Lokasi sebaran rafflesia ke 19 di Agam ditemukan

calendar_today 26.07.2026 - person  - timer ~

Lubukbasung (ANTARA) - Balai Konservasi Sumber Daya Alam (BKSDA) Sumatera Barat menyatakan lokasi sebaran rafflesia ke 19 di Kabupaten Agam ditemukan dan ini menjadi kekayaan destinasi wisata kabupaten tersebut dalam menarik kunjungan.

Kepala Resor Konservasi Wilayah II Maninjau BKSDA Sumbar Ade Putra di Lubuk Basung, Minggu, mengatakan lokasi sebaran rafflesia ke 19 di Agam berada di Rimbo Mangin, Jorong Batu Gadang, Nagari Koto Rantang, Kecamatan Palupuh.

"Sebaran ke 19 rafflesia tersebut dengan jenis rafflesia gadutensis," katanya.

Ia mengatakan rafflesia gadutensis tersebut ditemukan pada pertengahan 2025 oleh Simon warga Mudiak Palupuh, Nagari Koto Rantang.

Simon menemukan rafflesia tersebut ketika mencari rotan dan temuan tersebut diberitahukan pada Sabtu (25/7/2026).

"Ini merupakan sebaran rafflesia ke 19, karena sebelumnya hanya ada di 18 titik," katanya.

Ia menambahkan 18 sebaran bunga langka dan dilindungi tersebut tersebar di Kecamatan Palupuh (termasuk Cagar Alam Batang Palupuh), Palembayan, Tanjung Raya (sekitar Danau Maninjau), Baso, Kamang Magek, Tilatang Kamang, Malalak, dan Matur dengan jenis Arnoldi, Tuan-mudae, gadutensis dan lainnya.

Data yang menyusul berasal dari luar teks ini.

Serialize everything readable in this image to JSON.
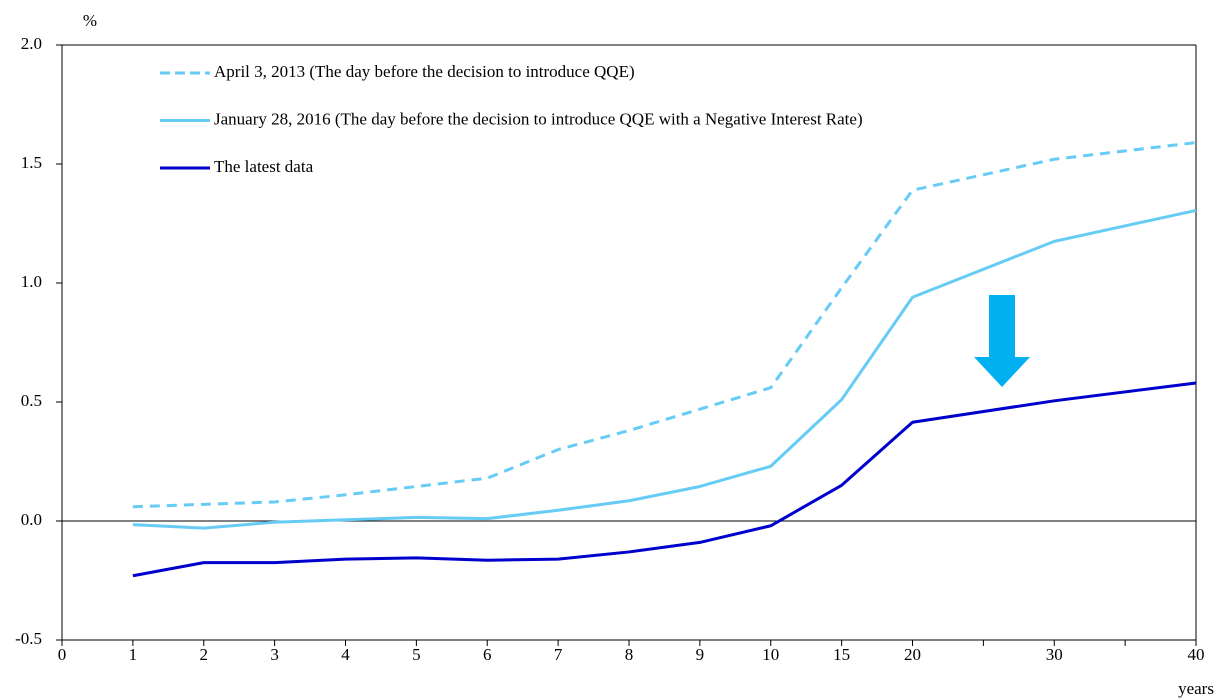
{
  "chart_data": {
    "type": "line",
    "y_unit": "%",
    "x_unit": "years",
    "xticks": [
      "0",
      "1",
      "2",
      "3",
      "4",
      "5",
      "6",
      "7",
      "8",
      "9",
      "10",
      "15",
      "20",
      null,
      "30",
      null,
      "40"
    ],
    "x": [
      "1",
      "2",
      "3",
      "4",
      "5",
      "6",
      "7",
      "8",
      "9",
      "10",
      "15",
      "20",
      "30",
      "40"
    ],
    "ylim": [
      -0.5,
      2.0
    ],
    "yticks": [
      {
        "value": -0.5,
        "label": "-0.5"
      },
      {
        "value": 0,
        "label": "0.0"
      },
      {
        "value": 0.5,
        "label": "0.5"
      },
      {
        "value": 1,
        "label": "1.0"
      },
      {
        "value": 1.5,
        "label": "1.5"
      },
      {
        "value": 2,
        "label": "2.0"
      }
    ],
    "zero_line": true,
    "series": [
      {
        "name": "April 3, 2013 (The day before the decision to introduce QQE)",
        "color": "#66ccf5",
        "dashed": true,
        "values": [
          0.06,
          0.07,
          0.08,
          0.11,
          0.145,
          0.18,
          0.3,
          0.38,
          0.47,
          0.56,
          0.98,
          1.39,
          1.52,
          1.59
        ]
      },
      {
        "name": "January 28, 2016 (The day before the decision to introduce QQE with a Negative Interest Rate)",
        "color": "#66ccf5",
        "dashed": false,
        "values": [
          -0.015,
          -0.03,
          -0.005,
          0.005,
          0.015,
          0.01,
          0.045,
          0.085,
          0.145,
          0.23,
          0.51,
          0.94,
          1.175,
          1.305
        ]
      },
      {
        "name": "The latest data",
        "color": "#0000cc",
        "dashed": false,
        "values": [
          -0.23,
          -0.175,
          -0.175,
          -0.16,
          -0.155,
          -0.165,
          -0.16,
          -0.13,
          -0.09,
          -0.02,
          0.15,
          0.415,
          0.505,
          0.58
        ]
      }
    ]
  }
}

Dengan adanya temuan baru bunga dilindungi Undang-Undang Nomor 5 tahun 1990 sebagaimana telah diubah dengan Undang-Undang Nomor 32 Tahun 2024 tentang Konservasi Sumber Daya Alam Hayati dan Ekosistemnya itu, maka menambahkan destinasi wisata untuk menarik kunjungan wisatawan ke daerah tersebut.

"Keberadaan bunga langka dan dilindungi itu bisa menjadi daya tarik bagi wisatawan ke daerah itu dan tinggal untuk mengelola dengan baik, agar keberadaan bunga tersebut menjadi daya tarik bagi wisatawan," katanya.

Ia mengakui rafflesia gadutensis ditemukan pertama kali oleh W. Meijer pada 1984 di kawasan Ulu Gadut, Kota Padang.

Bunga ini sangat berbeda dengan bunga rafflesia yang lain, memiliki bentuk corak khas dan ukuran yang kecil.

Bunga berdiameter sekitar 40-60 centimeter, dengan lima kelopak berbintik putih.

"Bunga raflesia ini tumbuh pada inangnya, liana menjalar tetrastigma lanceolarium yang termasuk keluarga vitaceae," katanya.